3.3. Generation of a ΔcybC strain for bacterial BAG2 expression

Given the propensity of BAG2 to bind native cytochrome b₅₆₂, we investigated possible methods to prevent their co-purification entirely. We noted the superfluous nature of cyt b₅₆₂ given that disruption of the cybC gene prevents its expression in E. coli K strains (Trower, 1993). Thus, we hypothesized that deletion of the cybC gene from a typical B-lineage E. coli expression strain would directly enable contaminant-free BAG2 expression and purification.
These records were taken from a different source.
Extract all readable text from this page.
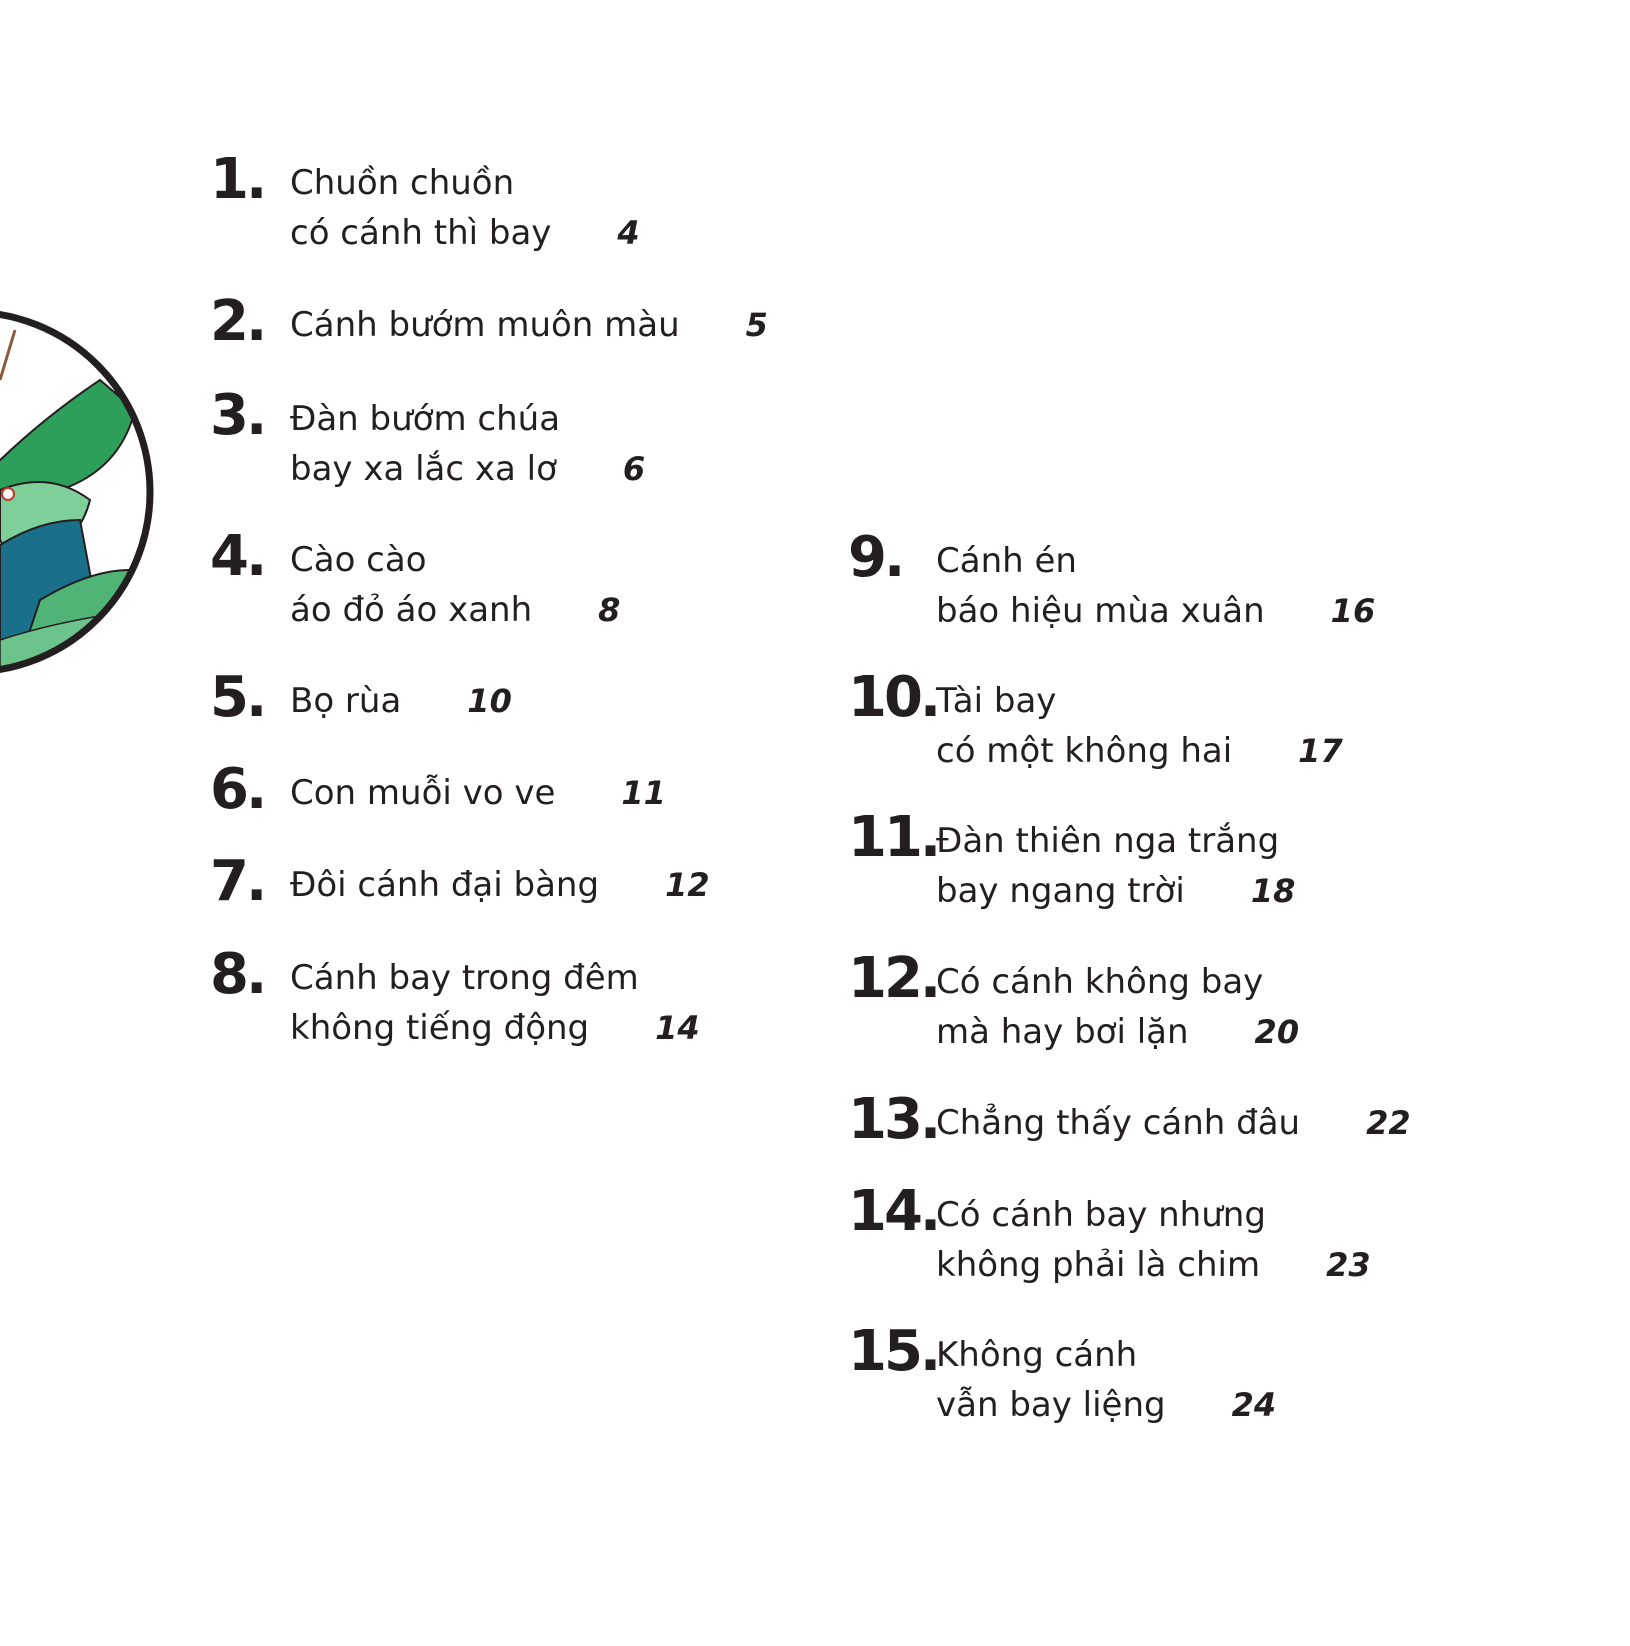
1. Chuồn chuồn
có cánh thì bay 4
2. Cánh bướm muôn màu 5
3. Đàn bướm chúa
bay xa lắc xa lơ 6
4. Cào cào
áo đỏ áo xanh 8
5. Bọ rùa 10
6. Con muỗi vo ve 11
7. Đôi cánh đại bàng 12
8. Cánh bay trong đêm
không tiếng động 14
9. Cánh én
báo hiệu mùa xuân 16
10.
Tài bay
có một không hai 17
11.
Đàn thiên nga trắng
bay ngang trời 18
12.
Có cánh không bay
mà hay bơi lặn 20
13.
Chẳng thấy cánh đâu 22
14.
Có cánh bay nhưng
không phải là chim 23
15.
Không cánh
vẫn bay liệng 24
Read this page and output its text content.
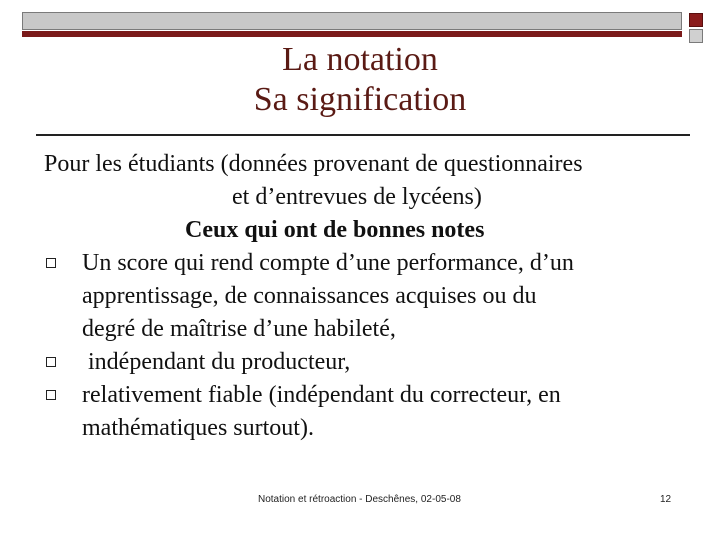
La notation
Sa signification
Pour les étudiants (données provenant de questionnaires
et d’entrevues de lycéens)
Ceux qui ont de bonnes notes
Un score qui rend compte d’une performance, d’un
apprentissage, de connaissances acquises ou du
degré de maîtrise d’une habileté,
indépendant du producteur,
relativement fiable (indépendant du correcteur, en
mathématiques surtout).
Notation et rétroaction - Deschênes, 02-05-08	12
Utilizing Datsenko and Wanner gene inactivation, we replaced the cybC ORF within the E. coli T7 Express strain with a kanamycin cassette and subsequently P1-transduced the mutant allele into a fresh background (Figs. 3a and 3b). Expression utilizing this engineered strain, followed by the same Protein L and cation-exchange purification, yielded a pure BAG2 sample (Figs. 3c, 3d and 3e) that formed only the desired BRIL fusion protein–BAG2 complex (Figs. 3f and 3g). Indeed, in our hands, BAG2 was sufficiently clean following Protein L purification that the elution fractions may be dialysed directly, avoiding the necessity for a subsequent cation-exchange step (Fig. 3c).

Figure 3 Generation of a ΔcybC strain for bacterial BAG2 expression. (a) Gel electrophoresis of colony PCR amplifying the WT T7 Express cybC locus using flanking primers. (b) Gel electrophoresis of colony PCR amplifying the T7 Express ΔcybC::aph locus using flanking primers. (c) SDS–PAGE of Protein L elution fractions following BAG2 overexpression in T7 Express ΔcybC indicating no co-purifying proteins. (d) Cation-exchange trace of pooled Protein L elution fractions following BAG2 overexpression in T7 Express ΔcybC. (e) SDS–PAGE of cation-exchange fractions following BAG2 overexpression in T7 Express ΔcybC. (f) Size-exclusion chromatography trace following incubation of a BRIL fusion protein (∼37 kDa) with BAG2 purified from T7 Express ΔcybC indicating complete formation of the desired complex. (g) SDS–PAGE of the size-exclusion chromatography fractions following incubation of a BRIL fusion protein (∼37 kDa) with BAG2 purified from T7 Express ΔcybC.